Native to Eurasia, this short lived herbaceous perennial is also known as catmint and is a member of the mint family, Labiaceae, that also includes rosemary, basil, and beebalm.  Plants grow 2-4′ tall and spread up to 6′ wide.  The upright reddish-brown  stems carry narrow leaves  up to four inches long.  The leaves  have  deep finger-like lobes with green top sides  and silver bottom sides covered with fuzzy white hairs.  Leafy clusters of small yellow-green flowers appear from late summer into fall at the stem tips and leaf axils and  are attractive to butterflies and bees. Plants are coarse and not particularly ornamental but are well worth growing for their leaves which when dried stimulate about 70% of  domestic and wild cats to amusing antics.

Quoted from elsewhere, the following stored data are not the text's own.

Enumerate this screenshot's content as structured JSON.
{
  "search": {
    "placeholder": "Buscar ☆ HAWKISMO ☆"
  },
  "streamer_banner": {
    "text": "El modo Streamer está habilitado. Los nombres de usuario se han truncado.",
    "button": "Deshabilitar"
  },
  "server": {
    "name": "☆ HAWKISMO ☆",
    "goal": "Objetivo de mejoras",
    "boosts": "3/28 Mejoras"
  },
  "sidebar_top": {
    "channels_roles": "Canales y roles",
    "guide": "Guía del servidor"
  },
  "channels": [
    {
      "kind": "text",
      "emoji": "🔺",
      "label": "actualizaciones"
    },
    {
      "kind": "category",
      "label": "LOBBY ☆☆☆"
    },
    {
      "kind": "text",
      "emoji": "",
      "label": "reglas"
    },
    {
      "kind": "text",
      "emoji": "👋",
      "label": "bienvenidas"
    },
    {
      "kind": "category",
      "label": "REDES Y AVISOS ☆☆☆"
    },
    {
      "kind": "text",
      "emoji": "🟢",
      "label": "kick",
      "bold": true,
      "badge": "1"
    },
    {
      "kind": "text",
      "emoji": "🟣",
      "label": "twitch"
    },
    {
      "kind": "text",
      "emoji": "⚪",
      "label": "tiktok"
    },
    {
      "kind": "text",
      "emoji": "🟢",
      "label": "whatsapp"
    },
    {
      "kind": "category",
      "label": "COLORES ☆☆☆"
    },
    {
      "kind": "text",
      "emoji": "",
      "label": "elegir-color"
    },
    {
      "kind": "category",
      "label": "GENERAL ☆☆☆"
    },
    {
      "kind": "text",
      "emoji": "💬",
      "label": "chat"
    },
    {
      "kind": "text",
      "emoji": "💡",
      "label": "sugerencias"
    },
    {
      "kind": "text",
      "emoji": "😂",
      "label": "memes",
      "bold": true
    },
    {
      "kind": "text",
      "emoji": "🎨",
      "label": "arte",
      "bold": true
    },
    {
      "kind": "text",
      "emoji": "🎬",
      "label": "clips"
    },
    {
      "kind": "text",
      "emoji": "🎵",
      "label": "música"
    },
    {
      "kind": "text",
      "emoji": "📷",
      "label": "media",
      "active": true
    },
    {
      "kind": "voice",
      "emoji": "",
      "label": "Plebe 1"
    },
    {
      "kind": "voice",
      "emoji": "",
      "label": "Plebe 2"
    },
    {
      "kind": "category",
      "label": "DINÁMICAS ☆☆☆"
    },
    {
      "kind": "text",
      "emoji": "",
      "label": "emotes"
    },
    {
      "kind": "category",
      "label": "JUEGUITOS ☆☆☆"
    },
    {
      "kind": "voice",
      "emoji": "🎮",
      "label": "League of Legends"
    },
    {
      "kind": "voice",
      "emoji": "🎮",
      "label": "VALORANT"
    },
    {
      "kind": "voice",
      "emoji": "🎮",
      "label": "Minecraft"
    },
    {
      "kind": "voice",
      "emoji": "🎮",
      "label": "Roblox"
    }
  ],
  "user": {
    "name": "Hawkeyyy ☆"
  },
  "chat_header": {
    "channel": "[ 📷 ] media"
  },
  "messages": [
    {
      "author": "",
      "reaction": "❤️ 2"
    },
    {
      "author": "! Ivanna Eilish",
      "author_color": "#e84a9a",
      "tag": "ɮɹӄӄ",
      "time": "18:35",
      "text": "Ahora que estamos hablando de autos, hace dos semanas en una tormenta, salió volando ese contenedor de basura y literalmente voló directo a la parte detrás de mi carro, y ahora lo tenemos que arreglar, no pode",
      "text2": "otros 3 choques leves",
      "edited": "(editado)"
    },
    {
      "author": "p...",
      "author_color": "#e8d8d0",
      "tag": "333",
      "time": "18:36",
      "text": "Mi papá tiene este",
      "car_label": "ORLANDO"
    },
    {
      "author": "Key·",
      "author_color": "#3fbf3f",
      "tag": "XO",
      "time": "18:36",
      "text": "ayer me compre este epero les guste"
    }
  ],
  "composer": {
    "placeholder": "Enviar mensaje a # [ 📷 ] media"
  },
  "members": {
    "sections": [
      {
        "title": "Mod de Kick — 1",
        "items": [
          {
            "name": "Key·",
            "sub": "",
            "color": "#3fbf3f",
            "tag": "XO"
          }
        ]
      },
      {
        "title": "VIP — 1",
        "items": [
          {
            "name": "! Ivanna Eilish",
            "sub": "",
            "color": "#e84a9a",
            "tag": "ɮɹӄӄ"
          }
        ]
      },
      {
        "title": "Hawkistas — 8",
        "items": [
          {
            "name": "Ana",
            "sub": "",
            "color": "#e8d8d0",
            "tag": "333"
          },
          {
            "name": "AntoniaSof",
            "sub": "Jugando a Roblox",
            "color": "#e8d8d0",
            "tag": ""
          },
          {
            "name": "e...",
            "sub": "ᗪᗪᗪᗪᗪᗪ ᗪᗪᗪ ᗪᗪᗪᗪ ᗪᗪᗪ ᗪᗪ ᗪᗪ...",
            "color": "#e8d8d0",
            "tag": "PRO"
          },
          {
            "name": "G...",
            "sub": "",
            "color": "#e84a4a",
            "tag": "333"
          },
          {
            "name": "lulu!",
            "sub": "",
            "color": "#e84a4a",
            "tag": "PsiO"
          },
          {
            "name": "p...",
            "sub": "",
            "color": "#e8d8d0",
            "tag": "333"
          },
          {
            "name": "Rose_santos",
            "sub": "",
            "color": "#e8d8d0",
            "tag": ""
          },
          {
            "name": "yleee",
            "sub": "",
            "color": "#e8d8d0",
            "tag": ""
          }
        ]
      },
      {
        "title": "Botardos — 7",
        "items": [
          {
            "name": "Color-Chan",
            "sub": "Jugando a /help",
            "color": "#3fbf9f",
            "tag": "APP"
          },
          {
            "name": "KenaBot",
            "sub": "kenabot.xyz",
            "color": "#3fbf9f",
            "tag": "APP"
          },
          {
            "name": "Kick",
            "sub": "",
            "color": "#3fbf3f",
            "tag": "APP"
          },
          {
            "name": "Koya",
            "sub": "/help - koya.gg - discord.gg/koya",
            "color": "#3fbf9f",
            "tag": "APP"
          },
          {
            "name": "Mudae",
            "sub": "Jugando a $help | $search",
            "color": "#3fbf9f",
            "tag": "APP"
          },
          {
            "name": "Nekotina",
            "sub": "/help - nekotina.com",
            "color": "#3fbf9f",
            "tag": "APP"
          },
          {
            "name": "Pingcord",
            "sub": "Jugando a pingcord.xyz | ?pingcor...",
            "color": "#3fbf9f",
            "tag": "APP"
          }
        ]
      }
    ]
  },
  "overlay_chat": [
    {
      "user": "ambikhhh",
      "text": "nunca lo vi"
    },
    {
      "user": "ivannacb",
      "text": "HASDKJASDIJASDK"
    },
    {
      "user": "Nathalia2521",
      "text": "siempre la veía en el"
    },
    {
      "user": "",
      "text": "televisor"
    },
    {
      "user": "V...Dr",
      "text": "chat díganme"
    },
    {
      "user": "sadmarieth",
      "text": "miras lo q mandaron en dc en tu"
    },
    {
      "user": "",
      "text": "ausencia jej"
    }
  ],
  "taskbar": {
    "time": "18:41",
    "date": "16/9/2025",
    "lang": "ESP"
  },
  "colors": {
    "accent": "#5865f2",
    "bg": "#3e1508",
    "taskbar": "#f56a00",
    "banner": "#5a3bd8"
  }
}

The genus name, Nepeta, proabably honors Nepe, an ancient Etruscan city now known as Tuscia in Lazio, Italy, an area where the plant grows abundantly.  The specific epithet, cataria, is derived from the Latin word catus, meaning cat, and refers to the attraction that cats have for the plant.

Type: Short lived herbaceous perennial

Bloom: Small (1/4-1/2”) white, tubular flowers are borne in massed spikes in summer.

Foliage: Coarse, toothed, opposite, egg-shaped, 2-3” long gray-green leaves with whitish, downy, undersides.

Size: 1-3’ H x 1-3’ W.

Light: Full sun to part shade.

Soil: Average, sandy, well drained, pH 6.6.

Hardiness: Zones 3-9.

Care: Gather leaves and tops in late summer when in full bloom and dry by hanging upside down in the shade.

Pests and Diseases: Cats can be a problem if they find a patch as they like to roll in it; none other of significance.

Propagation: Cuttings taken in spring, mid-summer, or fall; seed but cuttings easier..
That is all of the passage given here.